Excess liquidity, in the form of easy credit generated by the actions of Federal Reserve, is a large component of the cause of the past years' problems. For every boom, there must be a bust. To imagine that "targeted measures" can solve those problems is to live in a fool's paradise. In what Bush himself admits is a "financial system [that] is intricate and complex" it is fantasy to suppose the Federal government can tweak just the right levers by just the right amount.

Nor is turning over dictatorial power to the Treasury Secretary and a small army of helpers, as in the Paulson plan, going to endow them with the magic ability to do so. Those dictators will do no better than the millions employed by commercial and investment banks, insurance companies, and the whole panoply of firms that constitute the financial system. But in their attempt to do better they will necessarily be wielding government power to override the judgments of those millions. That is how pragmatism leads to fascism.

The President insists this is necessary because "the risk of not acting would be far higher." He adds:
Further stress on our financial markets would cause massive job losses, devastate retirement accounts and further erode housing values, as well as dry up loans for new homes and cars and college tuitions. These are risks that America cannot afford to take.
He offers no reasons to believe these dire predictions, nor has anyone in the Administration before or since. Indeed, as the smooth turnover of WaMu and Wachovia show, no additional 'plan' is needed.

But one thing is sure. Lessening risk by government action is exactly what should not be done. Risk is one of the natural brakes used in a free market to limit damage. The Fed's policy of greasing those brakes by mollifying the effects when the investor's guess turned out to be wrong is part of what has got us where we are. More of the same will not improve the situation.

And, how bizarre is it, given what concretely started this whole mess, that the President is worried about "eroding home values" and suggesting we help people take out "loans for new homes."

Unsustainable high prices, driven by demand that resulted from too easy credit, led to a bubble that has now burst. (The securities on which they were based followed.) There are plenty of homes available now at much lower prices, with plenty of loan money for those well-qualified to buy them. The present 6 1/8 rate on a fixed 30-year mortgage is hardly ruinous for financially healthy individuals. Making it easier for every man Jack and artificially propping up prices is just more of the poison making the system ill.

Nor are the financial markets as a whole 'frozen' as the Administration contends. As reported by Robert Higgs of the Independent Institute,
Commercial and industrial loans of all commercial banks, which are reported monthly, have grown rapidly. The most recent report, for August 2008, shows outstanding loans of $1,514 billion, an all-time high. This loan volume is 15.5 percent greater than it was a year earlier, and 30.8 percent greater than it was two years earlier. Frozen credit?

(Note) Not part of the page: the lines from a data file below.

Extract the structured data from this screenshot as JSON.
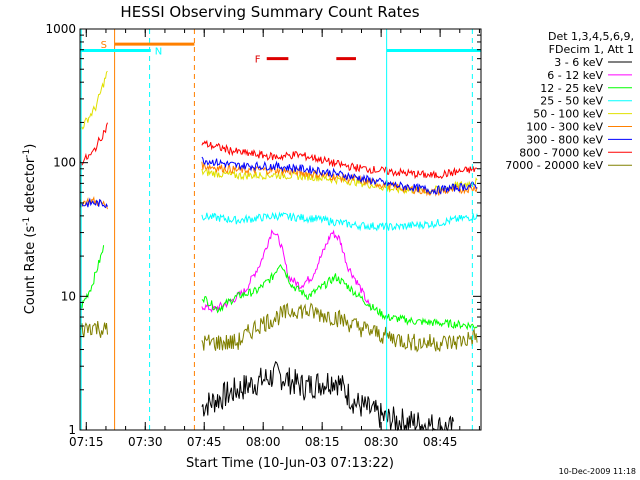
{
  "chart_data": {
    "type": "line",
    "title": "HESSI Observing Summary Count Rates",
    "xlabel": "Start Time (10-Jun-03 07:13:22)",
    "ylabel_main": "Count Rate (s",
    "ylabel_sup1": "-1",
    "ylabel_mid": " detector",
    "ylabel_sup2": "-1",
    "ylabel_end": ")",
    "y_scale": "log",
    "ylim": [
      1,
      1000
    ],
    "xlim_minutes": [
      0,
      102
    ],
    "x_ticks": [
      {
        "label": "07:15",
        "minute": 1.6
      },
      {
        "label": "07:30",
        "minute": 16.6
      },
      {
        "label": "07:45",
        "minute": 31.6
      },
      {
        "label": "08:00",
        "minute": 46.6
      },
      {
        "label": "08:15",
        "minute": 61.6
      },
      {
        "label": "08:30",
        "minute": 76.6
      },
      {
        "label": "08:45",
        "minute": 91.6
      }
    ],
    "y_ticks": [
      {
        "label": "1",
        "value": 1
      },
      {
        "label": "10",
        "value": 10
      },
      {
        "label": "100",
        "value": 100
      },
      {
        "label": "1000",
        "value": 1000
      }
    ],
    "legend_header": [
      "Det 1,3,4,5,6,9,",
      "FDecim 1, Att 1"
    ],
    "series": [
      {
        "name": "3 - 6 keV",
        "color": "#000000",
        "x": [
          31,
          40,
          50,
          57,
          65,
          70,
          78,
          88,
          95
        ],
        "y": [
          1.5,
          2,
          2.6,
          2.1,
          2.4,
          1.6,
          1.2,
          1.1,
          1.0
        ]
      },
      {
        "name": "6 - 12 keV",
        "color": "#ff00ff",
        "x": [
          31,
          34,
          38,
          42,
          46,
          49,
          51,
          53,
          56,
          59,
          62,
          64,
          66,
          68,
          71,
          74
        ],
        "y": [
          8.5,
          8,
          9,
          11,
          18,
          32,
          25,
          14,
          12,
          14,
          22,
          30,
          27,
          17,
          12,
          8
        ]
      },
      {
        "name": "12 - 25 keV",
        "color": "#00ff00",
        "x": [
          0,
          3,
          6,
          31,
          35,
          40,
          45,
          49,
          51,
          54,
          58,
          62,
          65,
          68,
          71,
          75,
          78,
          85,
          95,
          101
        ],
        "y": [
          8,
          12,
          23,
          10,
          8,
          10,
          11,
          14,
          18,
          12,
          10,
          12,
          14,
          12,
          10,
          8,
          7,
          6.5,
          6.2,
          6
        ]
      },
      {
        "name": "25 - 50 keV",
        "color": "#00ffff",
        "x": [
          31,
          40,
          50,
          60,
          70,
          80,
          90,
          101
        ],
        "y": [
          40,
          37,
          40,
          38,
          34,
          33,
          35,
          40
        ]
      },
      {
        "name": "50 - 100 keV",
        "color": "#e0e000",
        "x": [
          0,
          4,
          7,
          31,
          40,
          50,
          60,
          70,
          80,
          90,
          101
        ],
        "y": [
          175,
          260,
          480,
          85,
          80,
          81,
          78,
          72,
          63,
          62,
          72
        ]
      },
      {
        "name": "100 - 300 keV",
        "color": "#ff8000",
        "x": [
          0,
          3,
          7,
          31,
          40,
          50,
          60,
          70,
          80,
          90,
          101
        ],
        "y": [
          50,
          52,
          48,
          95,
          88,
          88,
          82,
          75,
          66,
          60,
          65
        ]
      },
      {
        "name": "300 - 800 keV",
        "color": "#0000ff",
        "x": [
          0,
          3,
          7,
          31,
          40,
          50,
          60,
          70,
          80,
          90,
          101
        ],
        "y": [
          48,
          50,
          49,
          105,
          95,
          94,
          88,
          78,
          68,
          62,
          68
        ]
      },
      {
        "name": "800 - 7000 keV",
        "color": "#ff0000",
        "x": [
          0,
          3,
          7,
          31,
          40,
          50,
          55,
          60,
          65,
          70,
          80,
          90,
          101
        ],
        "y": [
          100,
          115,
          190,
          140,
          120,
          110,
          115,
          108,
          98,
          92,
          85,
          80,
          90
        ]
      },
      {
        "name": "7000 - 20000 keV",
        "color": "#808000",
        "x": [
          0,
          3,
          7,
          31,
          40,
          45,
          50,
          55,
          60,
          65,
          70,
          78,
          85,
          95,
          101
        ],
        "y": [
          5.5,
          6,
          5.5,
          4.5,
          4.5,
          6,
          7,
          8,
          7.5,
          7,
          6,
          5,
          4.5,
          4.5,
          5
        ]
      }
    ],
    "attenuator_markers": [
      {
        "label": "S",
        "color": "#ff8000",
        "x_start": 8.8,
        "x_end": 29.1,
        "y": 770
      },
      {
        "label": "N",
        "color": "#00ffff",
        "x_start": 0,
        "x_end": 18,
        "y": 690
      },
      {
        "label": "",
        "color": "#00ffff",
        "x_start": 78,
        "x_end": 102,
        "y": 690
      }
    ],
    "flare_markers": {
      "label": "F",
      "color": "#dd0000",
      "segments": [
        [
          47.5,
          53
        ],
        [
          65.2,
          70.2
        ]
      ],
      "y": 600
    },
    "vertical_lines": [
      {
        "x": 0.3,
        "color": "#00ffff",
        "style": "solid"
      },
      {
        "x": 8.8,
        "color": "#ff8000",
        "style": "solid"
      },
      {
        "x": 17.7,
        "color": "#00ffff",
        "style": "dashed"
      },
      {
        "x": 29.1,
        "color": "#ff8000",
        "style": "dashed"
      },
      {
        "x": 78.0,
        "color": "#00ffff",
        "style": "solid"
      },
      {
        "x": 99.8,
        "color": "#00ffff",
        "style": "dashed"
      }
    ],
    "timestamp": "10-Dec-2009 11:18"
  }
}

Consumer loans at all commercial banks, which are reported monthly, have also grown rapidly. The most recent report, for August 2008, shows outstanding loans of $845 billion, an all-time high. This loan volume is 9.2 percent greater than it was a year earlier, and 16.5 percent greater than it was two years earlier. Frozen credit?

Even real estate loans at all commercial banks, which are reported monthly, grew rapidly until very recently. The most recent report, for August 2008, shows outstanding loans of $3,642 billion, only slightly below the all-time high (in May 2008). This loan volume is 4.1 percent greater than it was a year earlier, and 15.5 percent greater than it was two years earlier. Frozen credit?
[For the complete datasets, see here and here.]

The bubble hasn't yet fully deflated and President Bush wants to add yet more air. But, then, the hallmark of the pragmatist is the dismissal of cause and effect. Let us not do likewise and repeat the mistakes of the 1930s.